As you may have also noticed, I've seen that the Width value can be set after the Constructor to properly set a Width of 0, but of course it requires changes to all existing code. Ideally, an update to restore the correct behavior may be issued quickly, but if not timely -- then I suppose some apps may be able to fix themselves. (With more work, and some ugly code that we'd all hope to be able to rollback soon. : )

   float penWidth = 0f;
   Pen myPen = new Pen( Color.Blue, penWidth );
   myPen.Width = penWidth; // work-around to fix Windows Update issue

 

using (Pen pen = new Pen(Color.Transparent){Width = 0f}){ ... }

 

Its is not about having a workaround to the issue created by this security patch. Easy fix. It's rolling out the soft to all client base. Clients require UAT first, but UAT lives on same box as Live typically. Must have patch but this breaks the Live environment. This time around Microsoft properly threw a spanner in the wheels.

 

As far as I know now, it is a known bug, but there is no hotfix. And it will be fixed second week of November, which is default cumulative patch release date.
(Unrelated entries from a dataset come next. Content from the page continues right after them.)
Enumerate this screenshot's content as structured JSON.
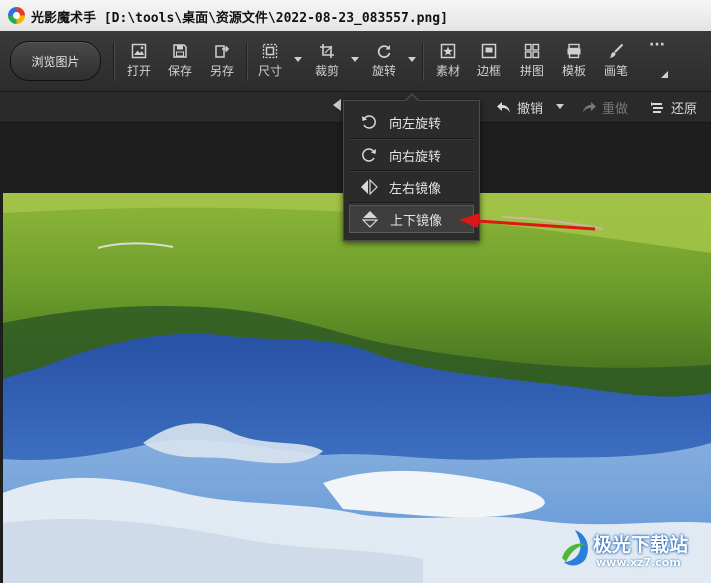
{
  "window": {
    "app_name": "光影魔术手",
    "file_path": "[D:\\tools\\桌面\\资源文件\\2022-08-23_083557.png]"
  },
  "toolbar": {
    "browse_label": "浏览图片",
    "open_label": "打开",
    "save_label": "保存",
    "saveas_label": "另存",
    "size_label": "尺寸",
    "crop_label": "裁剪",
    "rotate_label": "旋转",
    "material_label": "素材",
    "border_label": "边框",
    "collage_label": "拼图",
    "template_label": "模板",
    "brush_label": "画笔",
    "more_label": "···"
  },
  "subbar": {
    "undo_label": "撤销",
    "redo_label": "重做",
    "restore_label": "还原"
  },
  "rotate_menu": {
    "items": [
      {
        "label": "向左旋转",
        "icon": "rotate-left-icon"
      },
      {
        "label": "向右旋转",
        "icon": "rotate-right-icon"
      },
      {
        "label": "左右镜像",
        "icon": "flip-horizontal-icon"
      },
      {
        "label": "上下镜像",
        "icon": "flip-vertical-icon",
        "selected": true
      }
    ]
  },
  "watermark": {
    "main": "极光下载站",
    "url": "www.xz7.com"
  },
  "colors": {
    "toolbar_bg": "#2c2c2c",
    "menu_bg": "#2b2b2b",
    "annotation_arrow": "#e01515"
  }
}
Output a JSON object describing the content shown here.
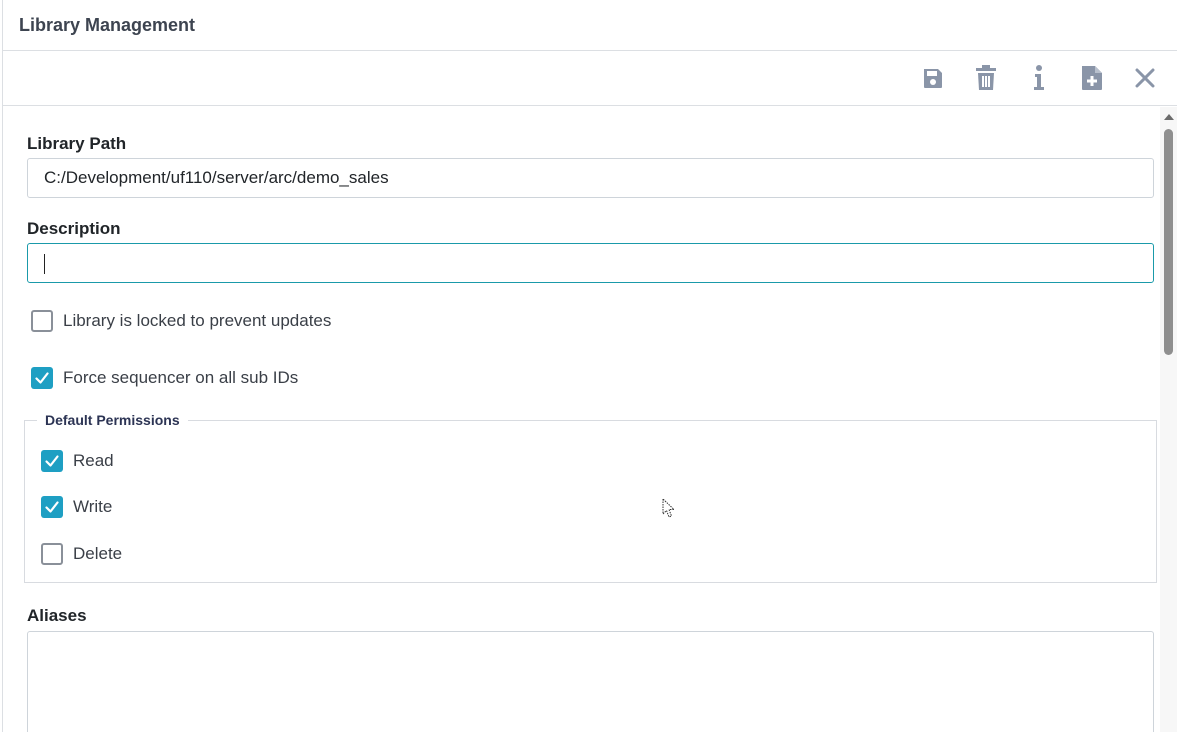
{
  "window": {
    "title": "Library Management"
  },
  "toolbar": {
    "icons": [
      "save-icon",
      "trash-icon",
      "info-icon",
      "new-file-icon",
      "close-icon"
    ],
    "icon_color": "#8a95a8"
  },
  "form": {
    "library_path": {
      "label": "Library Path",
      "value": "C:/Development/uf110/server/arc/demo_sales"
    },
    "description": {
      "label": "Description",
      "value": ""
    },
    "locked": {
      "label": "Library is locked to prevent updates",
      "checked": false
    },
    "force_sequencer": {
      "label": "Force sequencer on all sub IDs",
      "checked": true
    },
    "permissions": {
      "legend": "Default Permissions",
      "read": {
        "label": "Read",
        "checked": true
      },
      "write": {
        "label": "Write",
        "checked": true
      },
      "delete": {
        "label": "Delete",
        "checked": false
      }
    },
    "aliases": {
      "label": "Aliases",
      "value": ""
    }
  },
  "colors": {
    "accent": "#1e9fc3",
    "focus_border": "#1a9aaa",
    "legend_text": "#2c3454"
  }
}
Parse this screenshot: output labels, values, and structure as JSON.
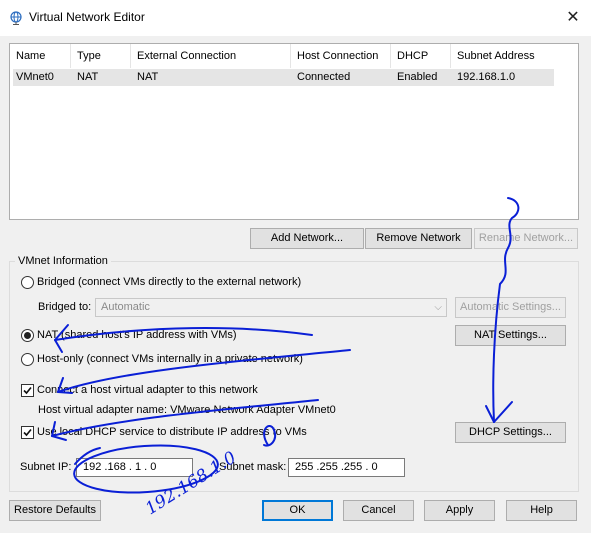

Yes, I totally agree -- the Pen ctor should not need work-arounds! (Just mentioned as something I noticed during my own investigation. So in my example -- line #3 should only be temporary.)

But certainly, the recommendation when using managed GDI+ objects backed by native resources is to explicitly release by manually calling the Dispose() method or scope within 'using' blocks. So good to indicate that with your example.

I'd also prefer clients roll-back the update rather than software providers needing to support fixes/work-arounds to the issue. But it may depend on our customers as to whether that's something they can do, or if we really need to provide a direct/temporary fix.

Thank you for posting what you had found, I was curious to see how the community has been responding to this recently introduced issue.